Clause 12 of this Bill deals with public servants and directorships. Currently section 91 of the Public Service Act includes a blanket prohibition against public servants holding directorships in companies or incorporated societies unless they are co-operative societies. The Government believes that any possibility of conflict or any appearance of conflict between the official interests and the private interests of public servants must be avoided. In proposing some relaxation of the existing blanket prohibition with strict safeguards which I shall describe, the Bill includes a specific prohibition against such situations. But in relation to companies in which the Australian Government has an interest, such as Qantas Airways Limited and Commonwealth Hostels Limited, officers are required to be directors as part of their official duties. The Bill makes specific provision for this circumstance.

The existing legislation prohibits public servants holding directorships in companies and incorporated societies, such as building societies formed for the purpose of providing home finance for public servants or those formed to facilitate ownership of home units or community organisations or sporting, cultural and educational institutions, unless they are co-operative societies. This amendment removes unnecessary restrictions on Public Service staff organisations which in the past have been hampered in their efforts to operate their own finance companies for the benefit of their members. It also allows public servants to play a full role in community activities. The current restrictions are being replaced by new provisions which will enable the Public Service Board to grant permission to an officer to act as a director of a company or incorporated society. The Board may grant permission only where there is no conflict of interest involved and in circumstances and subject to conditions, to be prescribed in the regulations. Thus the section as amended will be sufficiently flexible to cover a variety of situations but the general circumstances in which approval may be given by the Board will be subject to parliamentary scrutiny. No approvals can be given under the new subsection (4) until regulations have been made detailing the cases and circumstances in which, and the conditions under which, approval may be given. It is therefore provided in sub-clause (2) of clause 2 of the Bill, that the amendments to section 91 are to come into operation on a date to be proclaimed and in sub-clause (2) of clause 12 of the Bill that the necessary regulations may be made, but shall not have effect before that date.

Existing provisions in the Public Service Act require officers to take an oath or to make an affirmation prior to appointment to the Service and also prior to appointment to a promotions appeal committee or an appeal board. These provisions have no practical effect since officers are required by other sections to carry out their duties in a competent and loyal fashion. Furthermore, there is no requirement for an oath of allegiance in State Public Services or in the British Civil Service.

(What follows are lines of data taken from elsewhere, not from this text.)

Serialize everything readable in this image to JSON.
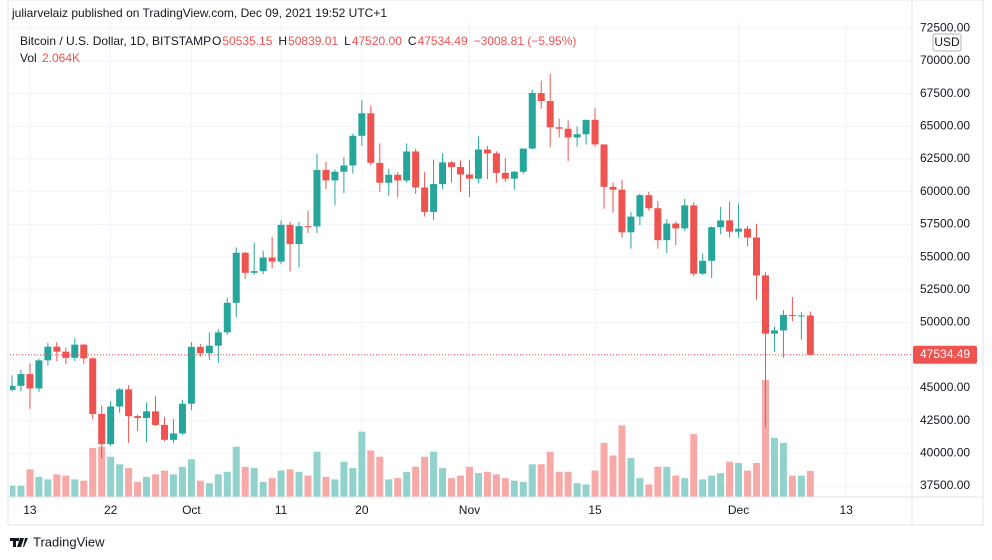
{
  "header": {
    "published": "juliarvelaiz published on TradingView.com, Dec 09, 2021 19:52 UTC+1",
    "symbol": "Bitcoin / U.S. Dollar, 1D, BITSTAMP",
    "ohlc_names": [
      "O",
      "H",
      "L",
      "C"
    ],
    "ohlc_labels": [
      "50535.15",
      "50839.01",
      "47520.00",
      "47534.49"
    ],
    "change_label": "−3008.81 (−5.95%)",
    "volume_name": "Vol",
    "volume_label": "2.064K",
    "currency": "USD"
  },
  "footer": {
    "brand": "TradingView"
  },
  "chart_data": {
    "type": "candlestick",
    "x": [
      "Sep 11",
      "Sep 12",
      "Sep 13",
      "Sep 14",
      "Sep 15",
      "Sep 16",
      "Sep 17",
      "Sep 18",
      "Sep 19",
      "Sep 20",
      "Sep 21",
      "Sep 22",
      "Sep 23",
      "Sep 24",
      "Sep 25",
      "Sep 26",
      "Sep 27",
      "Sep 28",
      "Sep 29",
      "Sep 30",
      "Oct 1",
      "Oct 2",
      "Oct 3",
      "Oct 4",
      "Oct 5",
      "Oct 6",
      "Oct 7",
      "Oct 8",
      "Oct 9",
      "Oct 10",
      "Oct 11",
      "Oct 12",
      "Oct 13",
      "Oct 14",
      "Oct 15",
      "Oct 16",
      "Oct 17",
      "Oct 18",
      "Oct 19",
      "Oct 20",
      "Oct 21",
      "Oct 22",
      "Oct 23",
      "Oct 24",
      "Oct 25",
      "Oct 26",
      "Oct 27",
      "Oct 28",
      "Oct 29",
      "Oct 30",
      "Oct 31",
      "Nov 1",
      "Nov 2",
      "Nov 3",
      "Nov 4",
      "Nov 5",
      "Nov 6",
      "Nov 7",
      "Nov 8",
      "Nov 9",
      "Nov 10",
      "Nov 11",
      "Nov 12",
      "Nov 13",
      "Nov 14",
      "Nov 15",
      "Nov 16",
      "Nov 17",
      "Nov 18",
      "Nov 19",
      "Nov 20",
      "Nov 21",
      "Nov 22",
      "Nov 23",
      "Nov 24",
      "Nov 25",
      "Nov 26",
      "Nov 27",
      "Nov 28",
      "Nov 29",
      "Nov 30",
      "Dec 1",
      "Dec 2",
      "Dec 3",
      "Dec 4",
      "Dec 5",
      "Dec 6",
      "Dec 7",
      "Dec 8",
      "Dec 9"
    ],
    "open": [
      44850,
      45160,
      46060,
      44960,
      47110,
      48150,
      47770,
      47300,
      48310,
      47260,
      43010,
      40700,
      43580,
      44890,
      42840,
      42700,
      43210,
      42170,
      41030,
      41520,
      43790,
      48140,
      47660,
      48230,
      49250,
      51510,
      55340,
      53800,
      53930,
      54970,
      54660,
      57470,
      56000,
      57370,
      57350,
      61670,
      60870,
      61530,
      62010,
      64280,
      66000,
      62210,
      60690,
      61300,
      60860,
      63080,
      60330,
      58460,
      60590,
      62250,
      61890,
      61320,
      61000,
      63230,
      62940,
      61440,
      61000,
      61530,
      63300,
      67550,
      66940,
      64930,
      64820,
      64150,
      64400,
      65500,
      63620,
      60370,
      60160,
      56900,
      58100,
      59740,
      58740,
      56300,
      57570,
      57200,
      58960,
      53730,
      54720,
      57290,
      57810,
      56950,
      57180,
      56500,
      53600,
      49150,
      49400,
      50580,
      50540,
      50535.15
    ],
    "high": [
      45970,
      46400,
      46880,
      47250,
      48450,
      48500,
      48100,
      48800,
      48370,
      47350,
      43650,
      44000,
      45000,
      45200,
      42950,
      43900,
      44350,
      42770,
      42600,
      44100,
      48500,
      48350,
      49250,
      49500,
      51900,
      55750,
      55400,
      56100,
      55500,
      56550,
      57800,
      57700,
      57700,
      58550,
      62900,
      62300,
      61700,
      62650,
      64450,
      67000,
      66600,
      63700,
      61750,
      61500,
      63700,
      63300,
      61500,
      62450,
      62950,
      62350,
      62400,
      62400,
      64250,
      63500,
      63100,
      62600,
      61600,
      63300,
      67800,
      68500,
      69000,
      65600,
      65450,
      65000,
      65500,
      66400,
      63620,
      60700,
      60900,
      58450,
      59850,
      60000,
      59300,
      57900,
      57750,
      59450,
      59200,
      55300,
      57350,
      58850,
      59250,
      59100,
      57400,
      57550,
      53850,
      49700,
      50950,
      51950,
      50800,
      50839.01
    ],
    "low": [
      44750,
      44750,
      43400,
      44700,
      46700,
      47050,
      46800,
      47050,
      46850,
      42600,
      39600,
      40550,
      43100,
      40800,
      41700,
      40850,
      42100,
      40900,
      40800,
      41400,
      43300,
      47400,
      47150,
      46900,
      49050,
      50400,
      53350,
      53650,
      53700,
      54150,
      54450,
      53900,
      54200,
      56850,
      56850,
      60200,
      58950,
      59900,
      61400,
      63500,
      62000,
      60000,
      59700,
      59550,
      60700,
      59850,
      58100,
      57850,
      60200,
      60700,
      60000,
      59600,
      60650,
      60950,
      60700,
      60750,
      60150,
      61350,
      63250,
      66350,
      63400,
      64150,
      62350,
      63450,
      63600,
      63450,
      58700,
      58400,
      56500,
      55650,
      57450,
      58550,
      55650,
      55300,
      55900,
      57000,
      53550,
      53650,
      53400,
      56750,
      56500,
      56500,
      55850,
      51750,
      42000,
      47750,
      47300,
      50100,
      48700,
      47520
    ],
    "close": [
      45160,
      46060,
      44960,
      47110,
      48150,
      47770,
      47300,
      48310,
      47260,
      43010,
      40700,
      43580,
      44890,
      42840,
      42700,
      43210,
      42170,
      41030,
      41520,
      43790,
      48140,
      47660,
      48230,
      49250,
      51510,
      55340,
      53800,
      53930,
      54970,
      54660,
      57470,
      56000,
      57370,
      57350,
      61670,
      60870,
      61530,
      62010,
      64280,
      66000,
      62210,
      60690,
      61300,
      60860,
      63080,
      60330,
      58460,
      60590,
      62250,
      61890,
      61320,
      61000,
      63230,
      62940,
      61440,
      61000,
      61530,
      63300,
      67550,
      66940,
      64930,
      64820,
      64150,
      64400,
      65500,
      63620,
      60370,
      60160,
      56900,
      58100,
      59740,
      58740,
      56300,
      57570,
      57200,
      58960,
      53730,
      54720,
      57290,
      57810,
      56950,
      57180,
      56500,
      53600,
      49150,
      49400,
      50580,
      50540,
      50540,
      47534.49
    ],
    "volume": [
      900,
      900,
      2200,
      1600,
      1400,
      1800,
      1700,
      1400,
      1300,
      3900,
      4000,
      3200,
      2600,
      2300,
      1200,
      1600,
      1800,
      2100,
      1800,
      2400,
      3000,
      1300,
      1100,
      1800,
      2000,
      4000,
      2400,
      2300,
      1200,
      1500,
      2100,
      2200,
      2000,
      1700,
      3600,
      1600,
      1400,
      2800,
      2300,
      5200,
      3700,
      3200,
      1400,
      1500,
      2000,
      2400,
      3200,
      3600,
      2300,
      1500,
      1700,
      2400,
      1900,
      2000,
      1800,
      1500,
      1300,
      1200,
      2600,
      2600,
      3600,
      2000,
      2000,
      1100,
      1000,
      2100,
      4300,
      3300,
      5700,
      3100,
      1500,
      1000,
      2400,
      2400,
      1700,
      1500,
      5000,
      1400,
      1700,
      1900,
      2800,
      2700,
      2100,
      2700,
      9300,
      4700,
      4300,
      1700,
      1700,
      2064
    ],
    "up_color": "#26a69a",
    "down_color": "#ef5350",
    "up_volume_color": "#92d2cc",
    "down_volume_color": "#f7a9a7",
    "xlim": [
      "Sep 11",
      "Dec 20"
    ],
    "xticks": [
      {
        "value": "Sep 13",
        "label": "13"
      },
      {
        "value": "Sep 22",
        "label": "22"
      },
      {
        "value": "Oct 1",
        "label": "Oct"
      },
      {
        "value": "Oct 11",
        "label": "11"
      },
      {
        "value": "Oct 20",
        "label": "20"
      },
      {
        "value": "Nov 1",
        "label": "Nov"
      },
      {
        "value": "Nov 15",
        "label": "15"
      },
      {
        "value": "Dec 1",
        "label": "Dec"
      },
      {
        "value": "Dec 13",
        "label": "13"
      }
    ],
    "ylim": [
      37500,
      72500
    ],
    "yticks": [
      {
        "value": 37500,
        "label": "37500.00"
      },
      {
        "value": 40000,
        "label": "40000.00"
      },
      {
        "value": 42500,
        "label": "42500.00"
      },
      {
        "value": 45000,
        "label": "45000.00"
      },
      {
        "value": 47500,
        "label": "47500.00"
      },
      {
        "value": 50000,
        "label": "50000.00"
      },
      {
        "value": 52500,
        "label": "52500.00"
      },
      {
        "value": 55000,
        "label": "55000.00"
      },
      {
        "value": 57500,
        "label": "57500.00"
      },
      {
        "value": 60000,
        "label": "60000.00"
      },
      {
        "value": 62500,
        "label": "62500.00"
      },
      {
        "value": 65000,
        "label": "65000.00"
      },
      {
        "value": 67500,
        "label": "67500.00"
      },
      {
        "value": 70000,
        "label": "70000.00"
      },
      {
        "value": 72500,
        "label": "72500.00"
      }
    ],
    "last_price_label": "47534.49",
    "grid": true
  }
}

Citizens of some countries and some citizens with dual nationality, risk losing their foreign nationality by taking the oath or affirmation of allegiance. For some migrants the requirement therefore represents a barrier to employment in the Public Service. Even the prospect of temporary employment under the Public Service Act is closed to such persons unless they are individually exempted from the requirement by the Governor-General. Therefore the existing provisions mean that a group of prospective employees is lost to the Public Service. Amendments to remove these provisions are included in the Schedule and a consequential amendment is being made to omit section 55(l)(g) which makes it an offence to do anything in violation of an oath or affirmation.

Finally, in keeping with the general policy on the title of Australian Government bodies, and as the Prime Minister announced on 20 July 1973, the Bill formally changes the title of the nation's Public Service to 'Australian Public Service'. The opportunity is also being taken to make a number of formal amendments to the Act in accordance with current drafting practice. I commend the Bill to the House.

Debate (on motion by Mr Malcolm Fraser) adjourned.